Generative artificial intelligence (AI) is revolutionizing cybersecurity by leveraging vast datasets to detect and prevent cyber threats in real time. However, it also poses new challenges [7], such as the creation of deepfakes and sophisticated phishing emails. This article explores the concerns raised by the use of generative AI in cyber attacks and the steps organizations can take to mitigate these risks.


Generative AI has proven instrumental in identifying and mitigating previously unseen vulnerabilities in cybersecurity [2]. However, a recent study by cybersecurity consultancy Gemserv highlights the concern among Chief Information Security Officers (CISOs) regarding the use of deepfake AI technologies in cyber attacks [7]. The study reveals that 83% of respondents believe that generative AI will play a more significant role in future cyber attacks [7]. Additionally, 38% of respondents expect a significant increase in attacks utilizing these technologies [7] [8], while 45% anticipate a moderate rise over the next five years [7]. However, only 16% of respondents believe their organizations have an excellent understanding of these advanced AI tools [7] [8].
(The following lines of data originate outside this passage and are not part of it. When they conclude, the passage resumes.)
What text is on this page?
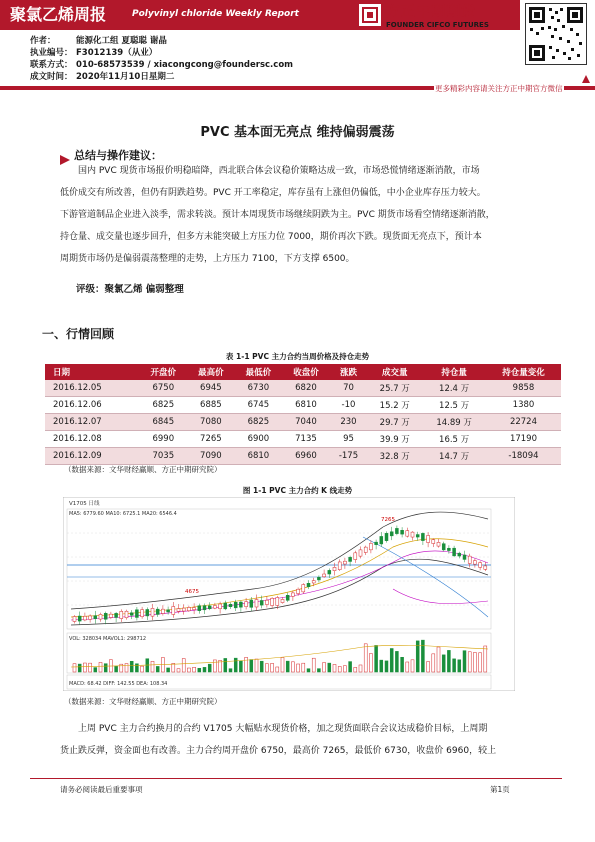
聚氯乙烯周报	Polyvinyl chloride Weekly Report	方正中期期货
FOUNDER CIFCO FUTURES
作者： 能源化工组 夏聪聪 谢晶
执业编号： F3012139（从业）
联系方式： 010-68573539 / xiacongcong@foundersc.com
成文时间： 2020年11月10日星期二
更多精彩内容请关注方正中期官方微信
PVC 基本面无亮点 维持偏弱震荡
总结与操作建议：
国内 PVC 现货市场报价明稳暗降，西北联合体会议稳价策略达成一致，市场恐慌情绪逐渐消散，市场
低价成交有所改善，但仍有阴跌趋势。PVC 开工率稳定，库存虽有上涨但仍偏低，中小企业库存压力较大。
下游管道制品企业进入淡季，需求转淡。预计本周现货市场继续阴跌为主。PVC 期货市场看空情绪逐渐消散，
持仓量、成交量也逐步回升，但多方未能突破上方压力位 7000，期价再次下跌。现货面无亮点下，预计本
周期货市场仍是偏弱震荡整理的走势，上方压力 7100，下方支撑 6500。
评级：聚氯乙烯 偏弱整理
一、行情回顾
表 1-1 PVC 主力合约当周价格及持仓走势
日期	开盘价	最高价	最低价	收盘价	涨跌	成交量	持仓量	持仓量变化
2016.12.05	6750	6945	6730	6820	70	25.7 万	12.4 万	9858
2016.12.06	6825	6885	6745	6810	-10	15.2 万	12.5 万	1380
2016.12.07	6845	7080	6825	7040	230	29.7 万	14.89 万	22724
2016.12.08	6990	7265	6900	7135	95	39.9 万	16.5 万	17190
2016.12.09	7035	7090	6810	6960	-175	32.8 万	14.7 万	-18094
（数据来源：文华财经赢顺、方正中期研究院）
图 1-1 PVC 主力合约 K 线走势
V1705 日线
MA5: 6779.60 MA10: 6725.1 MA20: 6546.4
7265
4675
VOL: 328034 MAVOL1: 298712
MACD: 68.42 DIFF: 142.55 DEA: 108.34
（数据来源：文华财经赢顺、方正中期研究院）
上周 PVC 主力合约换月的合约 V1705 大幅贴水现货价格，加之现货面联合会议达成稳价目标，上周期
货止跌反弹，资金面也有改善。主力合约周开盘价 6750，最高价 7265，最低价 6730，收盘价 6960，较上
请务必阅读最后重要事项	第1页
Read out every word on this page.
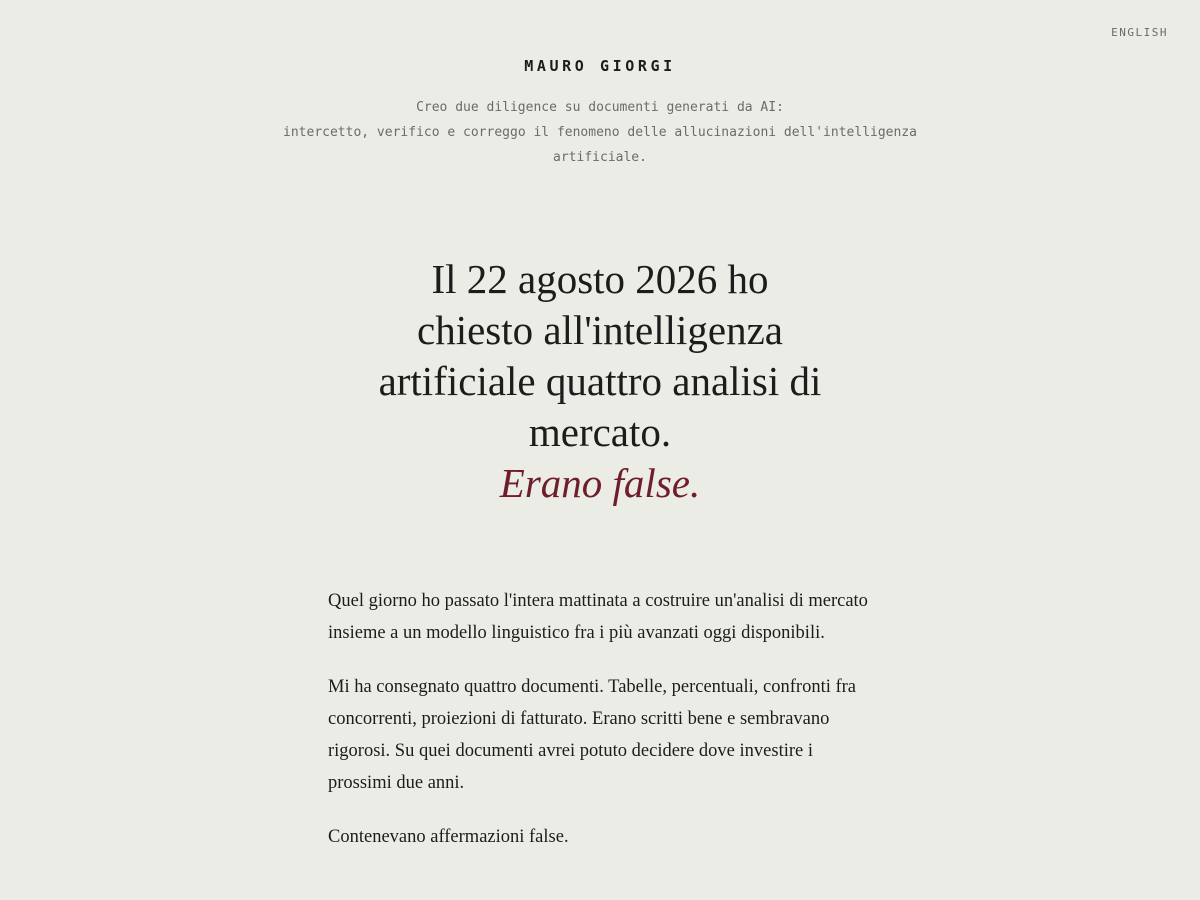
ENGLISH
MAURO GIORGI
Creo due diligence su documenti generati da AI:
intercetto, verifico e correggo il fenomeno delle allucinazioni dell'intelligenza
artificiale.
Il 22 agosto 2026 ho chiesto all'intelligenza artificiale quattro analisi di mercato.
Erano false.

Quel giorno ho passato l'intera mattinata a costruire un'analisi di mercato insieme a un modello linguistico fra i più avanzati oggi disponibili.

Mi ha consegnato quattro documenti. Tabelle, percentuali, confronti fra concorrenti, proiezioni di fatturato. Erano scritti bene e sembravano rigorosi. Su quei documenti avrei potuto decidere dove investire i prossimi due anni.

Contenevano affermazioni false.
One emerging risk is the unauthorized use of generative AI tools by employees, known as shadow AI. This poses a significant threat as it can accumulate sensitive company data [1], potentially damaging corporate reputation if exposed. To address this issue [1], organizations should provide secure generative AI tools and implement policies for data uploaded [1]. It is crucial to educate employees about the risks of using generative AI and enforce cybersecurity policies [1]. CISOs should reassess identity and access management capabilities to monitor for unauthorized AI solutions [1]. By taking proactive measures and using updated security tools [1], organizations can ward off shadow AI and benefit from the transformative value of generative AI while avoiding security breaches [1].

Despite the widespread use of generative AI tools by employees, many organizations lack plans to counter the security risks associated with these tools [5]. Concerns about inaccurate answers from generative AI apps often overshadow security-centric issues [5]. While some organizations have banned generative AI tools [5], these bans may not be effective as employees still use them [5]. Many organizations also lack technology for monitoring AI tool usage and provide limited user training and governance policies [5]. Enforcing bans on generative AI tools is challenging [5], and organizations need to combine education with technical controls to address this challenge [5]. Clear communication about the dangers of using AI is crucial [5]. The lack of knowledge and resources available to inform policies and training is a challenge for IT leaders [5]. Clear directives can provide business leaders with assurance when establishing governance and policies for the utilization of generative AI tools [5]. The use of generative AI tools is still in its infancy [5], and there are questions that need to be addressed to ensure data privacy and compliance [5]. The IT security community has a role to play in understanding the potential risks and implementing guardrails and policies to protect privacy and data security [5]. CISOs and CIOs must balance the need to restrict sensitive data from generative AI tools with the need for businesses to use these tools to improve processes and increase productivity [5]. Many generative AI tools offer enhanced privacy protection [5], but organizations still need to ensure compliance with relevant requirements [5].

To address the potential dangers of generative AI, OpenAI has formed a Preparedness team to assess risks such as chemical, biological [6], and radiological threats [6], autonomous replication [6], and the generation of malicious codes. They will also evaluate the algorithm’s ability to persuade and fool humans [6], as seen in phishing attacks. The Biden administration’s concerns over the rapid development of generative AI prompted this evaluation [6]. Additionally, Google is expanding its Vulnerability Rewards Program (VRP) to include generative AI-specific attack scenarios and revising its bug categorization and reporting policies [3]. The company is also launching the Secure AI Framework (SAIF) to build trustworthy applications and working with the Open Source Security Foundation to protect the integrity of AI supply chains [3]. Generative AI raises concerns such as unfair bias [3], model manipulation [3], and misinterpretations of data [3].


Generative AI presents both benefits and challenges in the cybersecurity landscape [4]. As its use continues to grow, organizations must be aware of the implications for future regulations and how to integrate this emerging technology [4]. Mitigating the risks associated with generative AI requires secure tools, policies [1] [3] [5], and education for employees. The IT security community plays a crucial role in understanding and addressing potential risks. By taking proactive measures and collaborating with industry experts, organizations can harness the transformative value of generative AI while ensuring data privacy and compliance.